NET_SALES^M  ^M---- new fields for  --  ^M  ,YABA_FLAG^M  ,DOO_FLAG^M

My requirement is to search for atleast 2 -- and remove all the words till first ^M is encountered.
In above case, output should be like

NET_SALES^M  ^M ,YABA_FLAG^M  ,DOO_FLAG^M

TIA
Nitin

sed 's/--[^\r]*\r//g' file

Andrew

1 Like

Hi Andrew

Thanks for quick reply.
However I am not getting proper result

echo "NET_SALES^M  ^M---- new fields for  --  ^M  ,YABA_FLAG^M  ,DOO_FLAG^M"|sed 's/--[^\r]*\r//g'

Output:

  ,DOO_FLAGG

Expect Output:

NET_SALES^M  ^M^M  ,YABA_FLAG^M  ,DOO_FLAG^M

---------- Post updated at 04:24 PM ---------- Previous update was at 04:21 PM ----------

Surprisingly , it worked like charm on data file.
Thanks a lot.:b:

The problem is that your output terminal is translating the literal ^M as carriage returns and the line is being overwritten.

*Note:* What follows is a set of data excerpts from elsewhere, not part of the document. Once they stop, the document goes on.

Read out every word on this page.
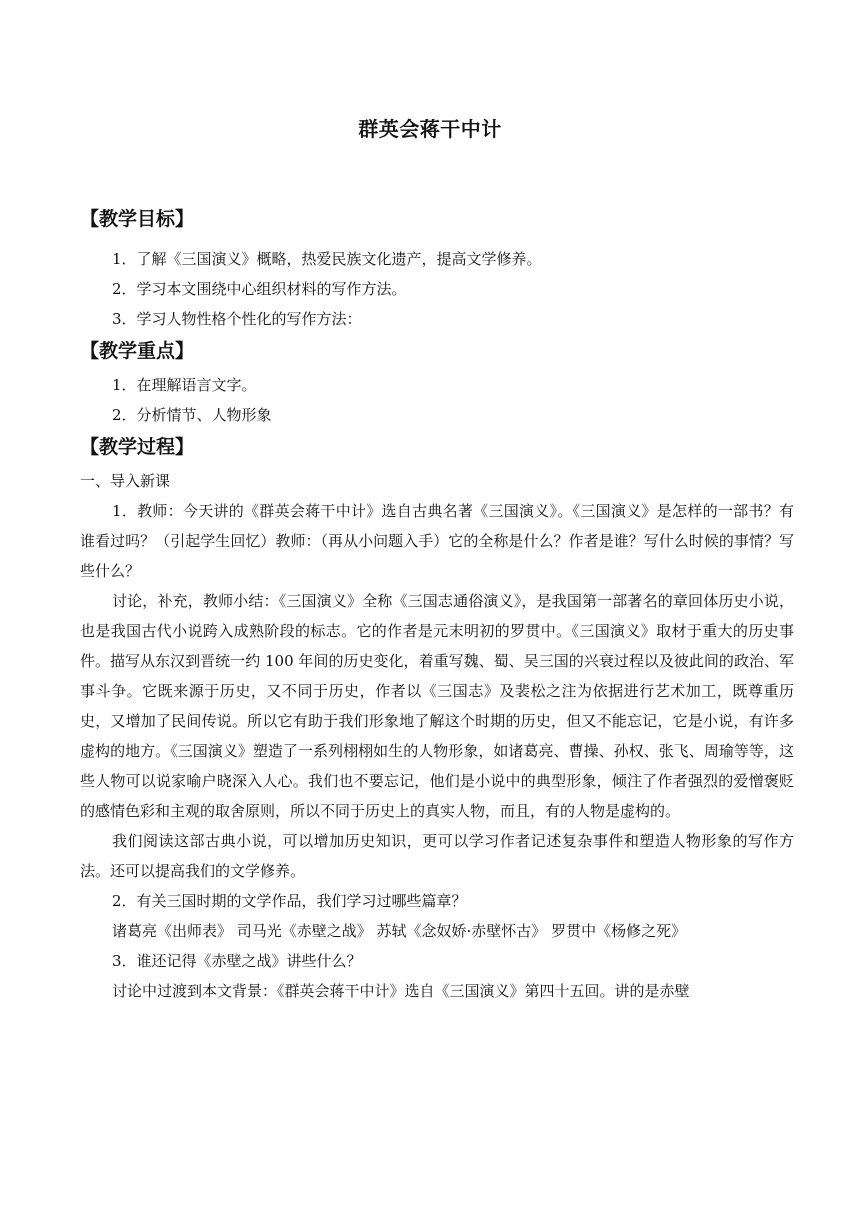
群英会蒋干中计
【教学目标】
1．了解《三国演义》概略，热爱民族文化遗产，提高文学修养。
2．学习本文围绕中心组织材料的写作方法。
3．学习人物性格个性化的写作方法：
【教学重点】
1．在理解语言文字。
2．分析情节、人物形象
【教学过程】
一、导入新课

1．教师：今天讲的《群英会蒋干中计》选自古典名著《三国演义》。《三国演义》是怎样的一部书？有谁看过吗？（引起学生回忆）教师：（再从小问题入手）它的全称是什么？作者是谁？写什么时候的事情？写些什么？

讨论，补充，教师小结：《三国演义》全称《三国志通俗演义》，是我国第一部著名的章回体历史小说，也是我国古代小说跨入成熟阶段的标志。它的作者是元末明初的罗贯中。《三国演义》取材于重大的历史事件。描写从东汉到晋统一约 100 年间的历史变化，着重写魏、蜀、吴三国的兴衰过程以及彼此间的政治、军事斗争。它既来源于历史，又不同于历史，作者以《三国志》及裴松之注为依据进行艺术加工，既尊重历史，又增加了民间传说。所以它有助于我们形象地了解这个时期的历史，但又不能忘记，它是小说，有许多虚构的地方。《三国演义》塑造了一系列栩栩如生的人物形象，如诸葛亮、曹操、孙权、张飞、周瑜等等，这些人物可以说家喻户晓深入人心。我们也不要忘记，他们是小说中的典型形象，倾注了作者强烈的爱憎褒贬的感情色彩和主观的取舍原则，所以不同于历史上的真实人物，而且，有的人物是虚构的。

我们阅读这部古典小说，可以增加历史知识，更可以学习作者记述复杂事件和塑造人物形象的写作方法。还可以提高我们的文学修养。

2．有关三国时期的文学作品，我们学习过哪些篇章？

诸葛亮《出师表》 司马光《赤壁之战》 苏轼《念奴娇·赤壁怀古》 罗贯中《杨修之死》

3．谁还记得《赤壁之战》讲些什么？

讨论中过渡到本文背景：《群英会蒋干中计》选自《三国演义》第四十五回。讲的是赤壁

Try sending the output to a file and reading it in an editor which will show the carriage returns, or try (for the sake of testing but only for testing) adding

 | sed 's/\r/^M/g'

to the above line. Or even

| cat -vet

Andrew

^M is usually a leftover from writing a file in a windows text editor, then copying/writing it to UNIX.
If you are processing the data for a file that gets loaded into another application or a database, you may not want ^M characters in the final file product.